Badan Pusat Statistik (BPS) mencatat ekonomi Indonesia di kuartal II 2020 mengalami kontraksi atau tumbuh negatif 5,32% secara year on year. Dibanding kuartal I 2020, pertumbuhan ekonomi di kuartal II 2020 adalah minus 4,19%. Meski demikian, masih ada sektor yang tetap tumbuh di tengah kondisi ekonomi yang minus. Yakni, sektor pertanian termasuk kehutanan di dalamnya, informasi dan komunikasi, serta pengadaan air.
Pandemi covid-19 telah mengajarkan kita semua bahwa pembangunan ekonomi hijau telah menjadi kebutuhan di negeri ini. Sektor-sektor kerakyatan berbasis hutan dan lahan terbukti mampu menjadi benteng perekonomian nasional yang mampu bertahan menopang sektor lainnya.
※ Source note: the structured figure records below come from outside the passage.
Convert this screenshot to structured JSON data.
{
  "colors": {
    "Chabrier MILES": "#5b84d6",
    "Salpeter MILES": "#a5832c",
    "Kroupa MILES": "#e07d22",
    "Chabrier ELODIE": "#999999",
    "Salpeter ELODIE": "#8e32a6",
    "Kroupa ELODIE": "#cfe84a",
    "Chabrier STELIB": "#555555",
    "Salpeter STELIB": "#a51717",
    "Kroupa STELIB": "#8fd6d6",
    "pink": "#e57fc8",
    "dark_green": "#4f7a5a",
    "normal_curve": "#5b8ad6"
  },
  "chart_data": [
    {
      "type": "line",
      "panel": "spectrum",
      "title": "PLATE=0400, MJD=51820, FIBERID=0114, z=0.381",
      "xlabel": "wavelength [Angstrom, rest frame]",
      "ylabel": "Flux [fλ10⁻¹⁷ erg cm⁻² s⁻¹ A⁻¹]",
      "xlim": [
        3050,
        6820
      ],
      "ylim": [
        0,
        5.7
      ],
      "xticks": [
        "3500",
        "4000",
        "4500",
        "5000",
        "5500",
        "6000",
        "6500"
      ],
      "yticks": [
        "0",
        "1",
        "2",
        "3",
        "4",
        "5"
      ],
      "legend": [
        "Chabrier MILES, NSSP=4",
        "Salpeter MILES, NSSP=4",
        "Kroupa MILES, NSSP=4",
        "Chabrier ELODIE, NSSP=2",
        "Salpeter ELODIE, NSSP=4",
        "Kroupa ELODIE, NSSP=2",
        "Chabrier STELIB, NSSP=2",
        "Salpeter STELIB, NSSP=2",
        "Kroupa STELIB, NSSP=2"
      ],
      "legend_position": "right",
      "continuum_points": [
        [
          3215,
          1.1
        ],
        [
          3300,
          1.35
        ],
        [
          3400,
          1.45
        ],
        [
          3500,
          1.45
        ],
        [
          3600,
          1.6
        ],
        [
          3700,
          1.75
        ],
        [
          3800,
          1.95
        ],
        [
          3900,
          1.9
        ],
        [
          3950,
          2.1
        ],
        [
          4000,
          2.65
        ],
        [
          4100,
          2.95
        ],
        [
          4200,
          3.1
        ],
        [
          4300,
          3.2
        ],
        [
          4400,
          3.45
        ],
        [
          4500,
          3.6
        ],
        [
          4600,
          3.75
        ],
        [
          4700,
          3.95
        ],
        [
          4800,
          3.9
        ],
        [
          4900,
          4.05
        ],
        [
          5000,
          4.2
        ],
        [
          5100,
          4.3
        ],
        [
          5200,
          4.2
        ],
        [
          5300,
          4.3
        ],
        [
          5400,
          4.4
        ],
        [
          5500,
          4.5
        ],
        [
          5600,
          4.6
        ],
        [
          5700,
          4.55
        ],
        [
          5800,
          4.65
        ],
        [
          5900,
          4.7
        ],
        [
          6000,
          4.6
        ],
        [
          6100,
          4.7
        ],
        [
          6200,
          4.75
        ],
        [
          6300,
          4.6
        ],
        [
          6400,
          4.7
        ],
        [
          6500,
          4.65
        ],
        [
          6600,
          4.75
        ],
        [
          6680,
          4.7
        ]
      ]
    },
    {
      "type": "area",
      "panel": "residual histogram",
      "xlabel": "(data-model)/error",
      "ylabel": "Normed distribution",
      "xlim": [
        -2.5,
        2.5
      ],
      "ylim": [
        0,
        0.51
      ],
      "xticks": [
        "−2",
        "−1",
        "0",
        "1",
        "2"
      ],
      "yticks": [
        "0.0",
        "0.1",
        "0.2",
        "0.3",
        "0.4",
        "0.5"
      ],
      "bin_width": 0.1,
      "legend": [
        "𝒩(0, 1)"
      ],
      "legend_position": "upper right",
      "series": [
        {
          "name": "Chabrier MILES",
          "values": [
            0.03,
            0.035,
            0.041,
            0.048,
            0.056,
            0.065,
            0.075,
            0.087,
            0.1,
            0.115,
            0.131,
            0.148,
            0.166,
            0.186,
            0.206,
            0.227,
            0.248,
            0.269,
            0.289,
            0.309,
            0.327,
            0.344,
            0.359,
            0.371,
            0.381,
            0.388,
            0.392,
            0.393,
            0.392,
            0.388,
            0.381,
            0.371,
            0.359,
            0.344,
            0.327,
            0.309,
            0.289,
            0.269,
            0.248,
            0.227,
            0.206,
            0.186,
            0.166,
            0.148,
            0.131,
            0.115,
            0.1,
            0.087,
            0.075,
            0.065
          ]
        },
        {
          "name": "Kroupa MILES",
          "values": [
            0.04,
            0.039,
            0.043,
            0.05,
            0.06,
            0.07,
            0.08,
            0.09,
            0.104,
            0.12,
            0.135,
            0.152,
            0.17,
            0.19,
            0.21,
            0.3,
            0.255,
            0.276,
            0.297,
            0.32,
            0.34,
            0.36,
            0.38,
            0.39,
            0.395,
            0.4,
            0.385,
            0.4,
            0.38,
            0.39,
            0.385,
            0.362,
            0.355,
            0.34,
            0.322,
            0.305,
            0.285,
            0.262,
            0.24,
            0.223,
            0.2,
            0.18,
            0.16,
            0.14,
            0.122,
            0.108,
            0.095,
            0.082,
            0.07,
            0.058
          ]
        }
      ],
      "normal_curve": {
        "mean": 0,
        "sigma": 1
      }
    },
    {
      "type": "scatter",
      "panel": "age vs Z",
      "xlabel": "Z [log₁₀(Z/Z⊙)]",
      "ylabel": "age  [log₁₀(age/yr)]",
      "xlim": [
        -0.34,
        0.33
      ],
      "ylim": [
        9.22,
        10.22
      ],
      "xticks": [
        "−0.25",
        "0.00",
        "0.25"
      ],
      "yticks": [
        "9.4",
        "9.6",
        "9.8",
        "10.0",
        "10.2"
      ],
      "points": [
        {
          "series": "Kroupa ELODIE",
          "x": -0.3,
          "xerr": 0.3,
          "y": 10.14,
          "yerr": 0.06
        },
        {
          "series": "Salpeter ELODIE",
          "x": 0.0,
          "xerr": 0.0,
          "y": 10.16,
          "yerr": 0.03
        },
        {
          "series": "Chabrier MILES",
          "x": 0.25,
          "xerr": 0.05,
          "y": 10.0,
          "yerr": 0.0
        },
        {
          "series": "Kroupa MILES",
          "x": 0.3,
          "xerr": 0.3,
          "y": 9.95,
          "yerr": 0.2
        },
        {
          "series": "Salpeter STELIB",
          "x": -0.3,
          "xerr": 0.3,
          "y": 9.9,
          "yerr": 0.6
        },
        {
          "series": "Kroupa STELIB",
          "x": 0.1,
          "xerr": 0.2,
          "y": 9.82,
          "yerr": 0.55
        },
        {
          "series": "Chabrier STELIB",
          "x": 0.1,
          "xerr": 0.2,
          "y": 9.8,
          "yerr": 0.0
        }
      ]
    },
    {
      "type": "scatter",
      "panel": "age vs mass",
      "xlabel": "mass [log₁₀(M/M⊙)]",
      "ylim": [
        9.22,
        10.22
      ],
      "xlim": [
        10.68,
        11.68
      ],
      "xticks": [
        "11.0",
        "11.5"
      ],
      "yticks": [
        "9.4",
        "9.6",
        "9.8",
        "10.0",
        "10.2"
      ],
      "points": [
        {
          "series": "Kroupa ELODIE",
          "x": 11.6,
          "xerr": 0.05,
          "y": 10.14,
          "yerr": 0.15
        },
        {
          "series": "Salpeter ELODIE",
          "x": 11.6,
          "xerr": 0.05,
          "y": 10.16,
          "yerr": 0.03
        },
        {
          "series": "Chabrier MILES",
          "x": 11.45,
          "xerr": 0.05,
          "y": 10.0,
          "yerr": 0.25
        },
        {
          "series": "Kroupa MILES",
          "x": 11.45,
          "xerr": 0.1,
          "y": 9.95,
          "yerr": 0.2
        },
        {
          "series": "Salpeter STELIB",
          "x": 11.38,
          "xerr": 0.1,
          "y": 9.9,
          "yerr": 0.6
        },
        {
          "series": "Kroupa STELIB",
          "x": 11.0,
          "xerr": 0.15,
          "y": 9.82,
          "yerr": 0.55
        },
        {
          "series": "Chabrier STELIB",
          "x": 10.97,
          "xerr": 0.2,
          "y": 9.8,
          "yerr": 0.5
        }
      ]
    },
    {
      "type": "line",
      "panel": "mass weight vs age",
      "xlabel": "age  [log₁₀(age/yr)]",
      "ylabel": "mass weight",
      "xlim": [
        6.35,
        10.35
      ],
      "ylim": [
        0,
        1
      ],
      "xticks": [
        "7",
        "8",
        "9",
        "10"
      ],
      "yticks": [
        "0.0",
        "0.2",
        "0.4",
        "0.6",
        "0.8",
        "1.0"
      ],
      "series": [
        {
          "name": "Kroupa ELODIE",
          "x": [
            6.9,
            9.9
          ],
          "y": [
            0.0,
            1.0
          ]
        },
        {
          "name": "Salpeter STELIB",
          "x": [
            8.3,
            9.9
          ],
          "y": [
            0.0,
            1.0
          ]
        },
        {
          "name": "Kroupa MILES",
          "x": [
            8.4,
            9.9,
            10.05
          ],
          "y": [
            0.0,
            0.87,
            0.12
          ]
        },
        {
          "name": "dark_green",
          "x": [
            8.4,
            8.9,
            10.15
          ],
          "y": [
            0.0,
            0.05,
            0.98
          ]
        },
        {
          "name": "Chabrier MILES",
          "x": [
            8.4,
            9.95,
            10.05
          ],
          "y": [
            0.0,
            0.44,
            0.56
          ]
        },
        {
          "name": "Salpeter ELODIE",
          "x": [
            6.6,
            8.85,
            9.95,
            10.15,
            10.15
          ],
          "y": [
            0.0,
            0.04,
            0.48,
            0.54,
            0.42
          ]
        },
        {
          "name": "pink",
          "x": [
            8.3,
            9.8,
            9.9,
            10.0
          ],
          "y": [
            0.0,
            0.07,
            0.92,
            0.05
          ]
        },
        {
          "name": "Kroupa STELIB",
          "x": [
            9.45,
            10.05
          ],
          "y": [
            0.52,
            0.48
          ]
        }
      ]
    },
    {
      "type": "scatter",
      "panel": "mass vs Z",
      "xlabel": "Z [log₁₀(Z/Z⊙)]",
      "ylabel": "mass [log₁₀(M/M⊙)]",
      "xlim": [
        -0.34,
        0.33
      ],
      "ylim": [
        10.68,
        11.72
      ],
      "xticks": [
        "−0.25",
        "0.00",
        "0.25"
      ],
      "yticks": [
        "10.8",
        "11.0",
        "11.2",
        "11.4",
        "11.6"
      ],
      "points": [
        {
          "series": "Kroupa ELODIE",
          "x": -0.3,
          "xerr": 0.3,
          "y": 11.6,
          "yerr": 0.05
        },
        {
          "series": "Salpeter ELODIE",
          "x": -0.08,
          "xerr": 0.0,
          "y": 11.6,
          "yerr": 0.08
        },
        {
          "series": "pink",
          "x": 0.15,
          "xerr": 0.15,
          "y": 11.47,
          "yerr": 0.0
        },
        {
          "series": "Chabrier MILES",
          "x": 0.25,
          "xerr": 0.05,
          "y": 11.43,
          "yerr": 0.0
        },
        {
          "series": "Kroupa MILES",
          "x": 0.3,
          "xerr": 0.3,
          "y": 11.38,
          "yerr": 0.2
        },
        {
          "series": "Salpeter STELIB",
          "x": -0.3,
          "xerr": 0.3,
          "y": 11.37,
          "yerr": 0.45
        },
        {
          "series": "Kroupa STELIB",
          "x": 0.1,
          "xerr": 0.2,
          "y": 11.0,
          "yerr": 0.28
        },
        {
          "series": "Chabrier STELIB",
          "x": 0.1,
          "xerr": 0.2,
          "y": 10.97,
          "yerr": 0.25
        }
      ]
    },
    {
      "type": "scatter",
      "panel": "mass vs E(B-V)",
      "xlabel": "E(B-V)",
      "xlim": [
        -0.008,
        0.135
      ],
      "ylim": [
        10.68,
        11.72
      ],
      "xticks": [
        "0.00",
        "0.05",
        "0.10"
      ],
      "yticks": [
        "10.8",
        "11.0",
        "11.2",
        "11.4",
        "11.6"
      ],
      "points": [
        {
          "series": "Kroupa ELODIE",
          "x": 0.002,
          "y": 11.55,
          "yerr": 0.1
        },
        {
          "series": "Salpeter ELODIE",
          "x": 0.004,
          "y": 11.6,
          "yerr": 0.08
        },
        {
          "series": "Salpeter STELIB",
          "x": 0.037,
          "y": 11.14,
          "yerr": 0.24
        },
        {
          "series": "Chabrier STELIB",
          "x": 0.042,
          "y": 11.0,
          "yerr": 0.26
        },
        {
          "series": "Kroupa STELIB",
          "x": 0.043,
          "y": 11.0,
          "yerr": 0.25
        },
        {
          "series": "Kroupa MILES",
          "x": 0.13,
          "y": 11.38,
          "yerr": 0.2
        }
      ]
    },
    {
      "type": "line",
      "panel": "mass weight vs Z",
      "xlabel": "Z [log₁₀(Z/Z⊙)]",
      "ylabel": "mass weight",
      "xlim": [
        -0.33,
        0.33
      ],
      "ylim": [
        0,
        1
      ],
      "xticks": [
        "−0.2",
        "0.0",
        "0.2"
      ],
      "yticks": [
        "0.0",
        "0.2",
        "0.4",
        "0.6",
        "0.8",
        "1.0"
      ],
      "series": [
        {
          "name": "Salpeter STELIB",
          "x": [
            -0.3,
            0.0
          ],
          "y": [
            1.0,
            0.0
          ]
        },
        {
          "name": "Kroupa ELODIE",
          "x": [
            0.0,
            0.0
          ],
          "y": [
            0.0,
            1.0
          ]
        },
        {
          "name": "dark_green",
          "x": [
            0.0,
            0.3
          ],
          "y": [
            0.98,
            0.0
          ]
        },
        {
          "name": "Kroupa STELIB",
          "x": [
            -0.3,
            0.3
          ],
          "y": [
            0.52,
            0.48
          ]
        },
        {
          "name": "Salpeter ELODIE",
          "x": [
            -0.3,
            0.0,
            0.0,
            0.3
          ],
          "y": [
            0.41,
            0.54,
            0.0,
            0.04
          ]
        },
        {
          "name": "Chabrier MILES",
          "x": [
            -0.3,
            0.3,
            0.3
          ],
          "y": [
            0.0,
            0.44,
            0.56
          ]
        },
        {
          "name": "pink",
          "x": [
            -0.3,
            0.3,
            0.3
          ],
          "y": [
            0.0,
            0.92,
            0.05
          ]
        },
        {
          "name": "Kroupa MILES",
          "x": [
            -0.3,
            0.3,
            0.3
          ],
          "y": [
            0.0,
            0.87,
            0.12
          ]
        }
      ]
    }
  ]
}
Laporan FAO-PBB, The State Of The World's Forests 2022, menyebutkan bahwa Kehidupan manusia menghadapi berbagai ancaman global. Ini termasuk pandemi dan kesulitan ekonomi, kerawanan pangan, kemiskinan, perubahan iklim, konflik, degradasi lahan dan air, dan hilangnya keanekaragaman hayati.Â
Dunia membutuhkan solusi berskala besar yang hemat biaya dan merata serta dapat dilaksanakan dengan cepat, dan hutan dan pohon memiliki potensi yang jelas. Masyarakat dapat memanfaatkan hutan dengan lebih baik dan pohon untuk sekaligus melestarikan alam, lebih baik menyediakan untuk kesejahteraan manusia, dan menghasilkan pendapatan, khususnya bagi masyarakat pedesaan.
Belajar dari pengalaman kontraksi ekonomi Indonesia di saat pandemi dan bagaimana banyak teori lainnya menyebutkan bahwa hutan bisa menjadi media pemulihan ekonomi yang efektif, maka sudah pas jika Presiden menerbitkan intruksi tentang Percepatan Penghapusan Kemiskinan Ekstrem pada Juni 2022 yang didalamnya memuat starategi pemberian akses kelola dan peningkatan kapasitas kelompok usaha perhutanan sosial dan multiusaha kehutanan.